È importante, nelle comunità, condividere in semplicità e gratitudine le storie di questi testimoni nascosti del Vangelo.

Ultimo spunto. I poveri, i vulnerabili, non sono oggetti, sono soggetti, sono protagonisti insieme con Gesù dell’annuncio del Regno.

Pensiamo a Bartimeo, il cieco di Gerico. Gesù trova in quell’uomo la fede che cercava: solo Gesù lo riconosce in mezzo alla folla e ai rumori, ascolta il suo grido pieno di fede.

E quell’uomo, che per la fede nel Signore riceve di nuovo la vista, si mette in cammino, segue Gesù e diventa suo testimone, [e] la sua storia è entrata nei Vangeli.

Il vulnerabile Bartimeo, salvato dal vulnerabile Gesù, partecipa alla gioia di essere testimone della sua Risurrezione.

Ce ne sarebbero tanti altri, con diversi tipi di vulnerabilità, non solo fisica.

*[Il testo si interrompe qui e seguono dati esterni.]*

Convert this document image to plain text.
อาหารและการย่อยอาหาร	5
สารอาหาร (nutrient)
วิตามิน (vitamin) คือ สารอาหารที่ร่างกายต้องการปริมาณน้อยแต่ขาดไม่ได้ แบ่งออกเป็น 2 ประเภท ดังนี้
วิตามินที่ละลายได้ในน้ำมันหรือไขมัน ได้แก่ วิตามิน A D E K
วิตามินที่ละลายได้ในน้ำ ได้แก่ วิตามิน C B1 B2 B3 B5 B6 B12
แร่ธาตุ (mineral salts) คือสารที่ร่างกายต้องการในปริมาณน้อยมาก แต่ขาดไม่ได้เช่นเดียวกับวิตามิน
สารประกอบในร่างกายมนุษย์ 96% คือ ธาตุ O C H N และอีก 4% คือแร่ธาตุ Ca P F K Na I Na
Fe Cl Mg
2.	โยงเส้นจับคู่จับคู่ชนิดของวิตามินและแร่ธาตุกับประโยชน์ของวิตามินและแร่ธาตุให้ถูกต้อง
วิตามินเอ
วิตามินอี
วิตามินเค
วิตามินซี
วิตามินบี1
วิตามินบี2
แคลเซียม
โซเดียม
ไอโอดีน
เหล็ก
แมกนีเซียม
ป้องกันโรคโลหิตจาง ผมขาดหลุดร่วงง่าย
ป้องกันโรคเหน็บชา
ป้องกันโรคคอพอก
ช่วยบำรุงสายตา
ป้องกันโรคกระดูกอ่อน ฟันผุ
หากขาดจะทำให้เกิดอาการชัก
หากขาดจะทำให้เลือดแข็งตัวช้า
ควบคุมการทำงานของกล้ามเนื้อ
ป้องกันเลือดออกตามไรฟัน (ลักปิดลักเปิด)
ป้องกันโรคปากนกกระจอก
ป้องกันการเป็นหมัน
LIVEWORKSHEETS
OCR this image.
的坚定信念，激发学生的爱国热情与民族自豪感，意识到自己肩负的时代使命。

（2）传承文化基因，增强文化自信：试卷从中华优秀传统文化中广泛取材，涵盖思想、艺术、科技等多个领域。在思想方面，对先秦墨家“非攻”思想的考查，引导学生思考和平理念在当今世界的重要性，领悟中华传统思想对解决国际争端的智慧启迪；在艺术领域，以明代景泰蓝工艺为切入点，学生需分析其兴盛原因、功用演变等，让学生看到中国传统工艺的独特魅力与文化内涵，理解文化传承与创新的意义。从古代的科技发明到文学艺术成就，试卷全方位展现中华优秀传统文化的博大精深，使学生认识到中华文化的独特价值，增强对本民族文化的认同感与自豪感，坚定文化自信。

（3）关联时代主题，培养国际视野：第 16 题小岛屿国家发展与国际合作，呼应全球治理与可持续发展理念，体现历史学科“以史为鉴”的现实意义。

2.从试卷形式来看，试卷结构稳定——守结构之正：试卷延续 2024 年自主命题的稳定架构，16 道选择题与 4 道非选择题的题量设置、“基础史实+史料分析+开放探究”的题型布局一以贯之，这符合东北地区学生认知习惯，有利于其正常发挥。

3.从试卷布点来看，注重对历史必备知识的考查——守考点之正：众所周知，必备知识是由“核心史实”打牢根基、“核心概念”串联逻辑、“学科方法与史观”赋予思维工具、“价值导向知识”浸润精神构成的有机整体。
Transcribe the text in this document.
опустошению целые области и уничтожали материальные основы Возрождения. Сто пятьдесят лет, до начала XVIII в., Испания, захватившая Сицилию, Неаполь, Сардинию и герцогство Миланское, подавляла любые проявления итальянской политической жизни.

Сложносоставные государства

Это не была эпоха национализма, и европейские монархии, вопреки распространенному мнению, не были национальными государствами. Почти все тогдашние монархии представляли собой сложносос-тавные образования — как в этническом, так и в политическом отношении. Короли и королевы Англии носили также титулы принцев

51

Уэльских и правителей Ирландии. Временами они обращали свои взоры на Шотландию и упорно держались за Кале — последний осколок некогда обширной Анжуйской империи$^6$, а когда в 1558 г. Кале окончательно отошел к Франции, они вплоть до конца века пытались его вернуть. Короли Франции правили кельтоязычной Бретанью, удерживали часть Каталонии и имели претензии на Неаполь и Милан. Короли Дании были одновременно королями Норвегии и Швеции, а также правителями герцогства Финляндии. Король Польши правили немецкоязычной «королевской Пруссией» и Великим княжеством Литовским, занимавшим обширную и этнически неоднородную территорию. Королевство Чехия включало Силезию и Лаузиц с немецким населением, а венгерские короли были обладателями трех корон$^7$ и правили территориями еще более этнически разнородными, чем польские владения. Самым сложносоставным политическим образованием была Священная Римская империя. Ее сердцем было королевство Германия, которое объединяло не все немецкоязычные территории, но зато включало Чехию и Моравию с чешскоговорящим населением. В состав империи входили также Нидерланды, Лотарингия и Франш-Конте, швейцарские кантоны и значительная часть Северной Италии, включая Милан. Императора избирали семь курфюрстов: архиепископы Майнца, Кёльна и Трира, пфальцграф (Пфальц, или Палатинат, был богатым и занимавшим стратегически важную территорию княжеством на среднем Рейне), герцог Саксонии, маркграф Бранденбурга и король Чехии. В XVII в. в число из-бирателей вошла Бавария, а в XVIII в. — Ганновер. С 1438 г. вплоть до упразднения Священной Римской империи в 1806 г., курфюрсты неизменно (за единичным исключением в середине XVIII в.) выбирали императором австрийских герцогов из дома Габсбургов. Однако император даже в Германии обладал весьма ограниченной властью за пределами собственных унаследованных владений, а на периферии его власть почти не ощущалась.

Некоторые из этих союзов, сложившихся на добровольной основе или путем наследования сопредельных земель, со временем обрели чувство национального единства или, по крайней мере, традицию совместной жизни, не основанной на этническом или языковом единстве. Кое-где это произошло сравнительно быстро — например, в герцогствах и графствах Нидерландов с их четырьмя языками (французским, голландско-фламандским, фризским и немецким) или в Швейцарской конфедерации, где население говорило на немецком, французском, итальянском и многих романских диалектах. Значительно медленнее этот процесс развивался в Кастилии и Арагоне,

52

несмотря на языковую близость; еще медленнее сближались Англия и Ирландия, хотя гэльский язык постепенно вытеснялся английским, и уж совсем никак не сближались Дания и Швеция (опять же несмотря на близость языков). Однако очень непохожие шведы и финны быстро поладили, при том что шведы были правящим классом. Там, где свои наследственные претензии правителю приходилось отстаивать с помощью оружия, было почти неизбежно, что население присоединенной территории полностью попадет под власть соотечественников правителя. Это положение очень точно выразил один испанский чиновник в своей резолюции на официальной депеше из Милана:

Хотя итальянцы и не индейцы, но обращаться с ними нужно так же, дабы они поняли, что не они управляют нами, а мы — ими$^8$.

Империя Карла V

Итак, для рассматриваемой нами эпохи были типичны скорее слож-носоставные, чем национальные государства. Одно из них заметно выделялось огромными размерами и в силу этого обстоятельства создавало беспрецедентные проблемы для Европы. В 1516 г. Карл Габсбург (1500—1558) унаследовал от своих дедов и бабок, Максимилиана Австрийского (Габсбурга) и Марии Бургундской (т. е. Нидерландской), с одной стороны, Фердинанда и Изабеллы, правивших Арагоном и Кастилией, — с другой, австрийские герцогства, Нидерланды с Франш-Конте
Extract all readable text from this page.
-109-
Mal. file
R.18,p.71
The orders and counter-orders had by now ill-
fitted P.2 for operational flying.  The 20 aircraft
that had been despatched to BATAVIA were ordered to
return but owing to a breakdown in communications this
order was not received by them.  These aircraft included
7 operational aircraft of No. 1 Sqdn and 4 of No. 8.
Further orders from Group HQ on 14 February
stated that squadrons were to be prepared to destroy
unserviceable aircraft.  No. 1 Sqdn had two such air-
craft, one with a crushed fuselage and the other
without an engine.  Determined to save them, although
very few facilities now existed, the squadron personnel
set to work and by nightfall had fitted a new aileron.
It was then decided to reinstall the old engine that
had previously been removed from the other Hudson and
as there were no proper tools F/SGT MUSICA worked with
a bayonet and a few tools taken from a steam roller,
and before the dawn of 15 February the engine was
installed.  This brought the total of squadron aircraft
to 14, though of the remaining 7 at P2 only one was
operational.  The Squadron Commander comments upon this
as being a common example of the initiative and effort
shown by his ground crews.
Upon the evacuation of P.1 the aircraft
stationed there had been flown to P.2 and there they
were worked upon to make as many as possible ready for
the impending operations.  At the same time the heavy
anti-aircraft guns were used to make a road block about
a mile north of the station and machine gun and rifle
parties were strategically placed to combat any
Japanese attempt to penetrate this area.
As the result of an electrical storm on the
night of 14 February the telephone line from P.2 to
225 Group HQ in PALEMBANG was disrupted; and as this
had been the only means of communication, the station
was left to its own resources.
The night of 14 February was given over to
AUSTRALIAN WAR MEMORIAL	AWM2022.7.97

Pensiamo alla Maddalena: lei, che era tormentata da sette demoni, è diventata la prima testimone di Gesù risorto.

In sintesi: le persone vulnerabili, incontrate e accolte con la grazia di Cristo e con il suo stile, possono essere una presenza di Vangelo nella comunità credente e nella società.

(Discorso letto da un collaboratore
ai partecipanti al convegno della “cattedra dell’accoglienza” )

Sabato 2

Con lo stile
del coraggio

Desidero riflettere su una virtù alla quale ripenso più volte seguendo le vicende che interessano l’amministrazione della giustizia, anche nello Stato della Città del Vaticano: mi riferisco al coraggio.

Per i cristiani questa virtù, che nelle difficoltà, unita alla fortezza, assicura la costanza nella ricerca del bene e rende capaci di affrontare la prova, non rappresenta solo una particolare qualità d’animo caratteristica di alcune persone eroiche.

È piuttosto un tratto che viene donato e potenziato nell’incontro con Cristo, come frutto dell’azione dello Spirito Santo che chiunque può ricevere, se lo invoca.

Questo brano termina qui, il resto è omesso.